Knock Knock, Dir. Kennekki Jones-Jones (USA)

This film earns major points in regards to its intense yet simplistic atmosphere and its ability to create a unique and emotional lead heroine. Shellita Boxie gives a powerful performance as a motherly and open-minded neighbor who is concerned about the single mother and four children living next door. She instantly allows for the audience to love her character because of her genuine affection for her neighbor’s children and her non-judgmental stance in regards to their mother, who is struggling under the weight of single motherhood.

However, her forgiving nature is tested once she discovers that her neighbor has been abusing the children. Director Jones-Jones pieces together a complicated and terrifying story with grace as she uses lighting, camera angles and props to represent Shellita’s dark journey into her neighbor’s home/circumstances and the inventible climax of the film.

Overall, Knock Knock presents the circumstances of childhood abuse and its witnesses, leaving the audience rightfully disturbed and horrified at the representation of an all too common story.

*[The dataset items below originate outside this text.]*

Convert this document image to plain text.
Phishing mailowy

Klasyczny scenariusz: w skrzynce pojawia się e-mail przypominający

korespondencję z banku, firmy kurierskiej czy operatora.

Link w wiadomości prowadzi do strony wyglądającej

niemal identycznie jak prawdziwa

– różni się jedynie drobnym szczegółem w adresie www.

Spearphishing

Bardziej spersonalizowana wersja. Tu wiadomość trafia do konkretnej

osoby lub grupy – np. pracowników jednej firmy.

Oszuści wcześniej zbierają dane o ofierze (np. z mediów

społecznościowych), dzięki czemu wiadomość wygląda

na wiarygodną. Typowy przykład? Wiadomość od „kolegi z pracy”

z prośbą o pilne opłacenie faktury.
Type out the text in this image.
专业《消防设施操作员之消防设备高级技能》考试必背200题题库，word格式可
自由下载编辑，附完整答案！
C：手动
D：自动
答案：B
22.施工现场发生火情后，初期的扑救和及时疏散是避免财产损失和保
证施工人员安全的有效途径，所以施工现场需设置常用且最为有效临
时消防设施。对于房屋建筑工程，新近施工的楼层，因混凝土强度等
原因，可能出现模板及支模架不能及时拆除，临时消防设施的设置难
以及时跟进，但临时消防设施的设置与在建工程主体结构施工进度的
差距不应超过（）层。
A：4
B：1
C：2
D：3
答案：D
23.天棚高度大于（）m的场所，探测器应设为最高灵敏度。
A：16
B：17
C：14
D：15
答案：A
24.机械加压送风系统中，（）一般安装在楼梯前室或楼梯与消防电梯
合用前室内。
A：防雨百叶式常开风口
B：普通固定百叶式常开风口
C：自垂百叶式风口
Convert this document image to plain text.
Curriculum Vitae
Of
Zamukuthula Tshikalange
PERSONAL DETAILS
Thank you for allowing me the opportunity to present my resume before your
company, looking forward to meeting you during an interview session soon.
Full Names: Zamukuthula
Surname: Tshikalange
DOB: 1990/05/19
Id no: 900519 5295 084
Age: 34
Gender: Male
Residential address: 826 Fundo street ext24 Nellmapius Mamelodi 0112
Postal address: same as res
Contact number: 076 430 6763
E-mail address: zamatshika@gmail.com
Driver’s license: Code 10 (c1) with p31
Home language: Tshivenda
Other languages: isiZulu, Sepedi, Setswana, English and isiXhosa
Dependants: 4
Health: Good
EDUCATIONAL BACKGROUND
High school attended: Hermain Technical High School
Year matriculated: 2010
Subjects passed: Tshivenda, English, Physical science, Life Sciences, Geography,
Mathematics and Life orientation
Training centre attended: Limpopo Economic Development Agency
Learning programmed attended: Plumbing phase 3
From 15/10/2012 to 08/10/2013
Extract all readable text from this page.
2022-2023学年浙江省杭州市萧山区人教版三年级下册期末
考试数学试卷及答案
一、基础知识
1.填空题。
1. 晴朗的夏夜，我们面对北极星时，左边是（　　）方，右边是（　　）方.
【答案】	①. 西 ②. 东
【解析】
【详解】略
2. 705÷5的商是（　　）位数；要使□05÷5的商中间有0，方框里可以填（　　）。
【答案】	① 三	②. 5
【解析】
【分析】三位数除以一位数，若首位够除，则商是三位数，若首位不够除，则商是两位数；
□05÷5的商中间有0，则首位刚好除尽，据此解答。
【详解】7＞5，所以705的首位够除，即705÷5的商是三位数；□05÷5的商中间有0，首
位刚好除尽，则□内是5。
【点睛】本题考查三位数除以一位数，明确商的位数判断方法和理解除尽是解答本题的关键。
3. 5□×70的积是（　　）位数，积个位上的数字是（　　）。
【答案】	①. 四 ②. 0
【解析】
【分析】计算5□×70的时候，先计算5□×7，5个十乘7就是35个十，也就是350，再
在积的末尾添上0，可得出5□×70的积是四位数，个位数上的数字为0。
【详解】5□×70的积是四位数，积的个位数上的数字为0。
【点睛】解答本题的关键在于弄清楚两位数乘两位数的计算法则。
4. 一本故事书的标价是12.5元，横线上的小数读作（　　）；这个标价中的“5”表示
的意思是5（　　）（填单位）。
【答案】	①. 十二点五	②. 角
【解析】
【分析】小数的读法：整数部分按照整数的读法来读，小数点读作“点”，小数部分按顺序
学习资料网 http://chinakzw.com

Dulce Hogar, Dir. Giovana Olmos (Mexico/Canada)

Dulce Hogar, which translates into ‘Sweet Home’, is an exploration into the devastation and desperation of those affected by poverty. The film takes the saying ‘cost an arm and a leg’ to a whole new level as the residents struggle to meet their monthly ‘rent’ to the strange being that oversees their crumbling apartment building and safe haven from the post-apocalyptic world.

The film is efficient in creating a wide range of interesting characters that represent the different struggles and situations of those living in poverty. Although the main character, the doorkeeper, is brutal in her methods to gain rent, there is an underlying sympathy towards her due to her situation and her occasional empathy. The film’s set is also very impressive and allows the audience to immerse themselves into the grim situation of the residents.


They Will Know You By Your Fruit, Dir. Monika Estrella Negra (Canada)

Centering around the violence experienced by black women, this multimedia project consisting of photography and overlaying short clips is as expressive as it is visually stimulating. The audience is never left with a boring frame, as each moment is filled with a grim artistic flare that explores the many struggles women of color face and the consequences of their mistreatment.


My Final Girl: Black Women in American Horror, Dir. Kristina Leath-Malin (UK)

This upbeat and informative short documentary brings insight to the stereotypical ‘Final Girl’ and the exclusion of black women as surviving heroines in horror films. It is presented in a very conversational tone as the audience is given a brief but informative history lesson in black horror films during the 20th Century. This comes with an inspiring and revealing interview with actress Marlene Clark who has graced classics such as Ganja and Hess (1973) and describes her experience as a black actress during the discussed time periods. The documentary is effective in covering an intriguing and relevant topic, leaving the readers with an urge to learn more for themselves.


Baptism, Dir. Mackenzie Bartlett (USA)

In an isolated and heavily religious community, a ‘disobedient’ woman is targeted as the cause of a ‘cursed’ harvest . Since she does not fit the pure and passive mold her society has set, she is even blamed for another man’s wet dream about her and is accused of cursing him with her ‘sinful’ attraction. The woman is forced into a violent baptism by her male peers and family members to cleanse their society and rid themselves of her sexuality.

Baptism represents the all too familiar practice of punishing women for a man’s sexual perception of them, using enticing, raw visuals and contrasting cinematography to represent the woman’s damnation and the bleakness of the closed-off society.